Perl `defined' and `undef' subroutine scope

Question

Please take a look at the following code:

use strict;
use warnings;


print "subroutine is defined\n" if defined &myf;
myf();

sub myf
{
        print "called myf\n";
}

undef &myf;
#myf();
print "now subroutine is defined\n" if defined &myf;

The output is

subroutine is defined
called myf

The first print statement can print, does that mean the interpreter (or compiler?) looks further and sees the subroutine definition? If so, why it doesn't see the undef &myf; as the second print statement?

Thanks

Answer 1

That doesn't have to do with scope, but with compile time and run time. Here's a simplified explanation.

The Perl interpreter will scan your code initially, and follow any use statements or BEGIN blocks. At that point, it sees all the subs, and notes them down in their respective packages. So now you have a &::myf in your symbol table.

When compile time has reached the end of the program, it will switch into run time.

At that point, it actually runs the code. Your first print statement is executed if &myf is defined. We know it is, because it got set at compile time. Perl then calls that function. All is well. Now you undef that entry in the symbol table. That occurs at run time, too.

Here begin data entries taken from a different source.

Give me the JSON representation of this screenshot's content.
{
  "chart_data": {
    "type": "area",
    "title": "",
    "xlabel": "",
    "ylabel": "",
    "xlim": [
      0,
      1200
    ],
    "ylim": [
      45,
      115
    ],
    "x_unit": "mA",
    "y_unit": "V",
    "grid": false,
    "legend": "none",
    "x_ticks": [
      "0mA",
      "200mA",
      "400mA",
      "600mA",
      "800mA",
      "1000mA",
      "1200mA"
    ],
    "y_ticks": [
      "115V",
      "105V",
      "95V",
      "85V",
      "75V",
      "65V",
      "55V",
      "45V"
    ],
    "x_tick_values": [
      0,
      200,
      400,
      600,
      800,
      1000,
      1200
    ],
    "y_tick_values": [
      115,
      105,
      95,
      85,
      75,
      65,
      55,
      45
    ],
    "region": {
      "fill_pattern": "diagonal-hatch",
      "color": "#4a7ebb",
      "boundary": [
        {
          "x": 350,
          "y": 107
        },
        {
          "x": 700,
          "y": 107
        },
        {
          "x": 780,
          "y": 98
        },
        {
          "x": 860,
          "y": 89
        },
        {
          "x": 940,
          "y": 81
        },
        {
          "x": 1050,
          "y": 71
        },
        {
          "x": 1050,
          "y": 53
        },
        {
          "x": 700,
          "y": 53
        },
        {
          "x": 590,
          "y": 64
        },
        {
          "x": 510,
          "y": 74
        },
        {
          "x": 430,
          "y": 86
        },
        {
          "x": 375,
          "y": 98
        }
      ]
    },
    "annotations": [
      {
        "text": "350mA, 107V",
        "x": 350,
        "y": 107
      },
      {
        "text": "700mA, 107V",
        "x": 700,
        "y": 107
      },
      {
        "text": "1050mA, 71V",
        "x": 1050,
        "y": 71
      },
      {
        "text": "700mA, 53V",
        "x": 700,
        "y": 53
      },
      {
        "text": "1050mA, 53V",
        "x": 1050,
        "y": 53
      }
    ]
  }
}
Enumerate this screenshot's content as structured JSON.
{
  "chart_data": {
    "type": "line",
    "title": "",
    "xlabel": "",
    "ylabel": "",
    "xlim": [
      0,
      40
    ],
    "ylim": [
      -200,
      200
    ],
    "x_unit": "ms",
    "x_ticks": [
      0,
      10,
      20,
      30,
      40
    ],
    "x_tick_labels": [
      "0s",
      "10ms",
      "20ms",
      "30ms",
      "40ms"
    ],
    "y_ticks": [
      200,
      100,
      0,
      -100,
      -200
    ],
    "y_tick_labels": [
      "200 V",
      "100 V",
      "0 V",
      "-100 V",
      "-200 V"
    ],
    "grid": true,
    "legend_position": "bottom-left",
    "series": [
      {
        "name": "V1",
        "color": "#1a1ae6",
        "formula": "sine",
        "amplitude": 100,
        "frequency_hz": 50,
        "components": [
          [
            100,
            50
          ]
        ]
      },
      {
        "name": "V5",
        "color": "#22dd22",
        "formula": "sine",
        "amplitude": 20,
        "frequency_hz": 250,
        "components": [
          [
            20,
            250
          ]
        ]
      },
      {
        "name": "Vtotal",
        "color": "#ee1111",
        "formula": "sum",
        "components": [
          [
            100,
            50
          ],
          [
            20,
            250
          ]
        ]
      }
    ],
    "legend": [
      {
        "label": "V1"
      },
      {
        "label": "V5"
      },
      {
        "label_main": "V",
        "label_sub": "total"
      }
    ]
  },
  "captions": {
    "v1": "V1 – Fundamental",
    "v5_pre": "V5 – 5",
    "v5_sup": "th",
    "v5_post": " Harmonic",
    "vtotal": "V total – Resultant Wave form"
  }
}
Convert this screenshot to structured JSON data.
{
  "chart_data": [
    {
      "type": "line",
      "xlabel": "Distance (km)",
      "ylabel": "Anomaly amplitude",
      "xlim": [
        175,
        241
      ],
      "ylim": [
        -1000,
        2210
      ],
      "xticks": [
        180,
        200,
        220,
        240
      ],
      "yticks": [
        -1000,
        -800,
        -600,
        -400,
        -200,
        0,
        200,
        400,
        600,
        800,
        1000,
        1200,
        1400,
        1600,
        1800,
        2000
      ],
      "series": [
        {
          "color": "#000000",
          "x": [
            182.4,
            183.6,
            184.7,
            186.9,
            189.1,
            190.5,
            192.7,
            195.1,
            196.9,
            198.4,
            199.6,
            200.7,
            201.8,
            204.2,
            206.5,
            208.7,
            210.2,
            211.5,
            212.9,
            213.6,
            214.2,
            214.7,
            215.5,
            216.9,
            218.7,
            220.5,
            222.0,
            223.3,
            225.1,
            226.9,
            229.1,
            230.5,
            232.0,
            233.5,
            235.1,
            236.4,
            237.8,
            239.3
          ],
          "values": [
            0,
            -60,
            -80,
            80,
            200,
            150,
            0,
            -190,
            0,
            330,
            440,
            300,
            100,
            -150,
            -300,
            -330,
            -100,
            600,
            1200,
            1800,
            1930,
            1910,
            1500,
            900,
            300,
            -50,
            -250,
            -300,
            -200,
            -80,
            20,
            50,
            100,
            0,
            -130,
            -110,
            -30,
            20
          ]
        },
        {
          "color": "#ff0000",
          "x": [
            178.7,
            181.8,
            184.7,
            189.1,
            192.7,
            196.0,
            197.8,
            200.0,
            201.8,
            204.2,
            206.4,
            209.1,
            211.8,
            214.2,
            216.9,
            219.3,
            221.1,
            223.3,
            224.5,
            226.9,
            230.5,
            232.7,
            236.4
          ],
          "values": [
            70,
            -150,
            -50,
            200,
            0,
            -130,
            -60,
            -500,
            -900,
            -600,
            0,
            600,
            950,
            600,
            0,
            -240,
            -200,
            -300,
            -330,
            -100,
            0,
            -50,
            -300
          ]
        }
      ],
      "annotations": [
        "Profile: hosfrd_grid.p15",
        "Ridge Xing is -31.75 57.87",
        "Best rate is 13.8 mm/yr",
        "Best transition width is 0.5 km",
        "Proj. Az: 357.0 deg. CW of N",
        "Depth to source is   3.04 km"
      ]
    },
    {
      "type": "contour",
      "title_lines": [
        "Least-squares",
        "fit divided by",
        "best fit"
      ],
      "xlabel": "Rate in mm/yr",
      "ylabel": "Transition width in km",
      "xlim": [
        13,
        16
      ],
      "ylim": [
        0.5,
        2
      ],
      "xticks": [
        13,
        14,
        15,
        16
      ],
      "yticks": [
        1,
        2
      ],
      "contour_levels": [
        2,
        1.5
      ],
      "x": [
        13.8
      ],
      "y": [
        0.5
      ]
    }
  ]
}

After that, defined &myf returns false, so it doesn't print.

You even have the second call to myf() there in the code, but commented out. If you remove the comment, it will complain about Undefined subroutine &main::myf called. That's a good hint at what happened.

So in fact it doesn't look forward or backward in the code. It is already finished scanning the code at that time.

---

The different stages are explained in perlmod.

Note that there are not a lot of use cases for actually undefing a function. I don't see why you would remove it, unless you wanted to clean up your namespace manually.